然而飞机杯的律动却毫无预警地戛然而止。被迫中断的快感让李承泽重拾几分理智,他睁着泛起淡淡雾气的眸子,好奇地从枕头里抬起脑袋,疑惑地望向范闲,表情彷佛在诉说“你怎么不继续了?”一样,带着连他本人都不曾察觉的娇嗔。
出乎意料的是,李承泽看见范闲对他羞赧一笑,夹杂报复的甜蜜。下一秒,一股前所未有的体验如浪潮般狠狠打向了他。
“怎么回……嗯啊……”
“它在、咿、咿啊……不要……”
“太快了、太快了、出去唔啊啊啊啊──!?”
抱着枕头的李承泽挺起了胯,浑身绷成了一张拉满的弓。
紧紧咬着玉茎的飞机杯此刻正以剧烈得几乎能看见残影的速度震动着。
李承泽睁大了茫然的双眼,眼角不由泛起了愉悦的泪花。他从未体会过这种恐怖的快感,这过于激烈的快感甚至辗碎了尿道被侵犯的酸疼,几乎在一瞬间摧毁了他的理智,让他爽到抛弃了矜持,不自觉尖叫出声,爽到令他哭泣。

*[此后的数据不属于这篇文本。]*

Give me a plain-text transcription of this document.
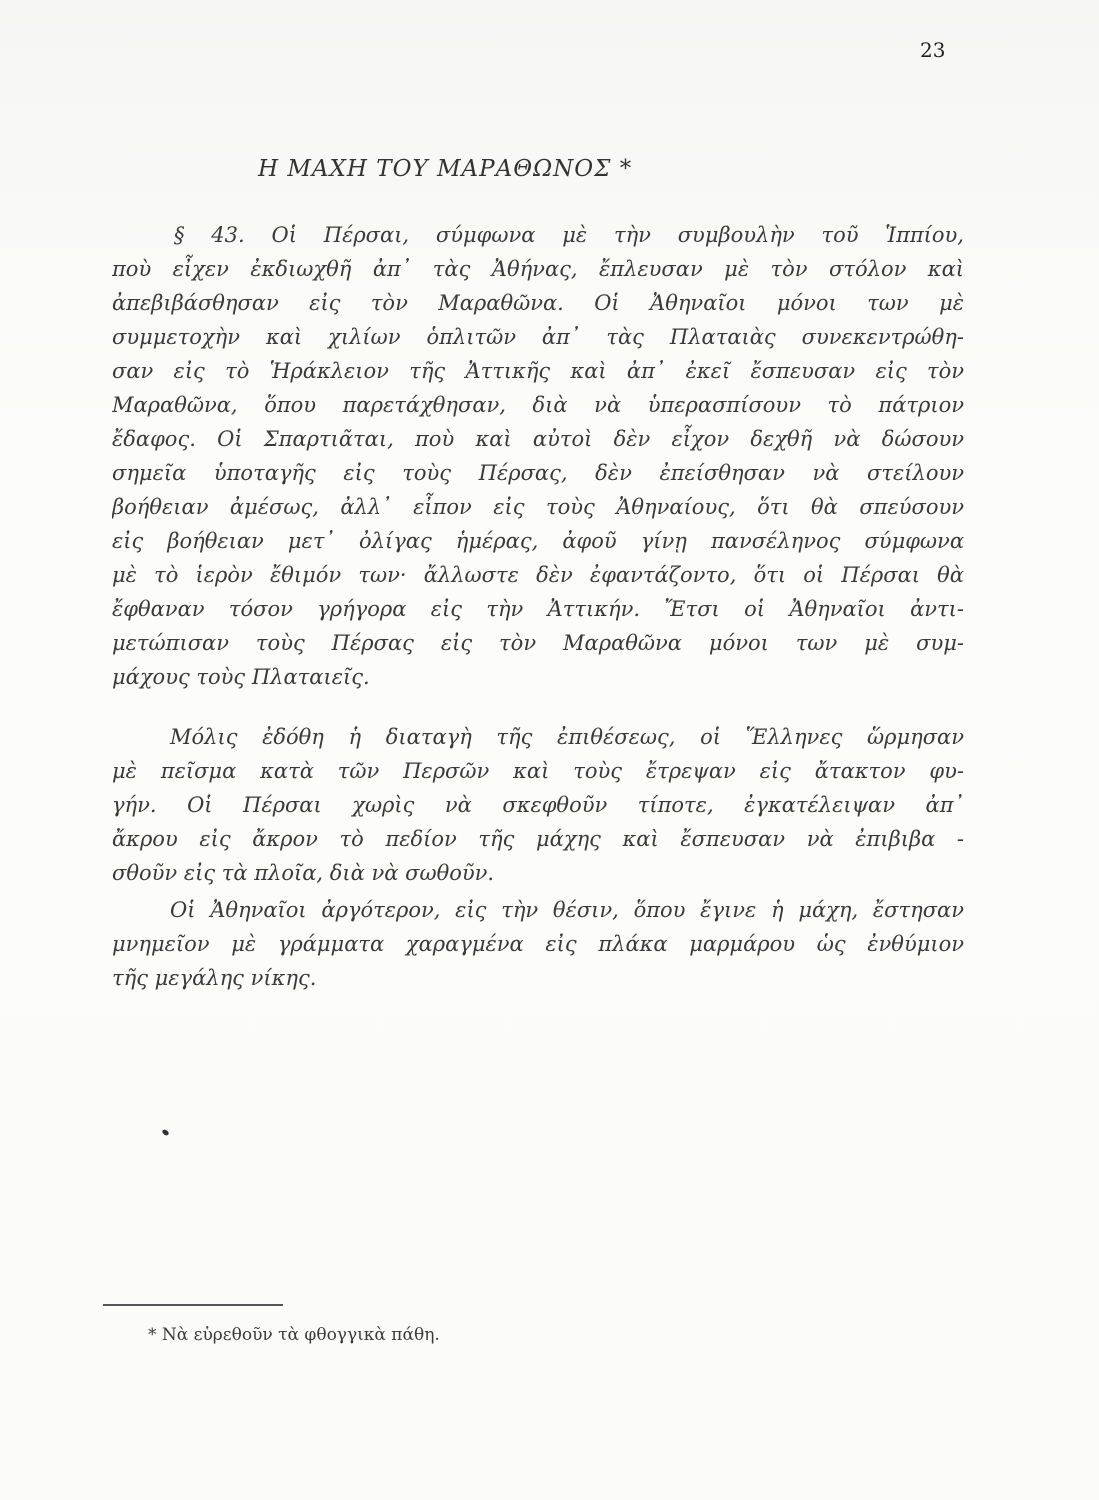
23
Η ΜΑΧΗ ΤΟΥ ΜΑΡΑΘΩΝΟΣ *
§ 43. Οἱ Πέρσαι, σύμφωνα μὲ τὴν συμβουλὴν τοῦ Ἱππίου,
ποὺ εἶχεν ἐκδιωχθῆ ἀπ᾽ τὰς Ἀθήνας, ἔπλευσαν μὲ τὸν στόλον καὶ
ἀπεβιβάσθησαν εἰς τὸν Μαραθῶνα. Οἱ Ἀθηναῖοι μόνοι των μὲ
συμμετοχὴν καὶ χιλίων ὁπλιτῶν ἀπ᾽ τὰς Πλαταιὰς συνεκεντρώθη-
σαν εἰς τὸ Ἡράκλειον τῆς Ἀττικῆς καὶ ἀπ᾽ ἐκεῖ ἔσπευσαν εἰς τὸν
Μαραθῶνα, ὅπου παρετάχθησαν, διὰ νὰ ὑπερασπίσουν τὸ πάτριον
ἔδαφος. Οἱ Σπαρτιᾶται, ποὺ καὶ αὐτοὶ δὲν εἶχον δεχθῆ νὰ δώσουν
σημεῖα ὑποταγῆς εἰς τοὺς Πέρσας, δὲν ἐπείσθησαν νὰ στείλουν
βοήθειαν ἀμέσως, ἀλλ᾽ εἶπον εἰς τοὺς Ἀθηναίους, ὅτι θὰ σπεύσουν
εἰς βοήθειαν μετ᾽ ὀλίγας ἡμέρας, ἀφοῦ γίνῃ πανσέληνος σύμφωνα
μὲ τὸ ἱερὸν ἔθιμόν των· ἄλλωστε δὲν ἐφαντάζοντο, ὅτι οἱ Πέρσαι θὰ
ἔφθαναν τόσον γρήγορα εἰς τὴν Ἀττικήν. Ἔτσι οἱ Ἀθηναῖοι ἀντι-
μετώπισαν τοὺς Πέρσας εἰς τὸν Μαραθῶνα μόνοι των μὲ συμ-
μάχους τοὺς Πλαταιεῖς.
Μόλις ἐδόθη ἡ διαταγὴ τῆς ἐπιθέσεως, οἱ Ἕλληνες ὥρμησαν
μὲ πεῖσμα κατὰ τῶν Περσῶν καὶ τοὺς ἔτρεψαν εἰς ἄτακτον φυ-
γήν. Οἱ Πέρσαι χωρὶς νὰ σκεφθοῦν τίποτε, ἐγκατέλειψαν ἀπ᾽
ἄκρου εἰς ἄκρον τὸ πεδίον τῆς μάχης καὶ ἔσπευσαν νὰ ἐπιβιβα -
σθοῦν εἰς τὰ πλοῖα, διὰ νὰ σωθοῦν.
Οἱ Ἀθηναῖοι ἀργότερον, εἰς τὴν θέσιν, ὅπου ἔγινε ἡ μάχη, ἔστησαν
μνημεῖον μὲ γράμματα χαραγμένα εἰς πλάκα μαρμάρου ὡς ἐνθύμιον
τῆς μεγάλης νίκης.
* Νὰ εὑρεθοῦν τὰ φθογγικὰ πάθη.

李承泽的叫声就宛若催情药猛地灌入范闲的七孔之中,范闲的笑容一崩,他怎么都不知道李承泽叫起来会跟发情的母猫一样浪荡,这声声媚得酥骨的淫叫只怕是法海听了也会兽性大发将人给压在身下当成婊子毫不留情地狠狠操干。
范闲觉得他现在就是那个决定要不要放弃作人的禽兽……啊呸,法海;而李承泽就是那条在勾引他的妖艳青蛇。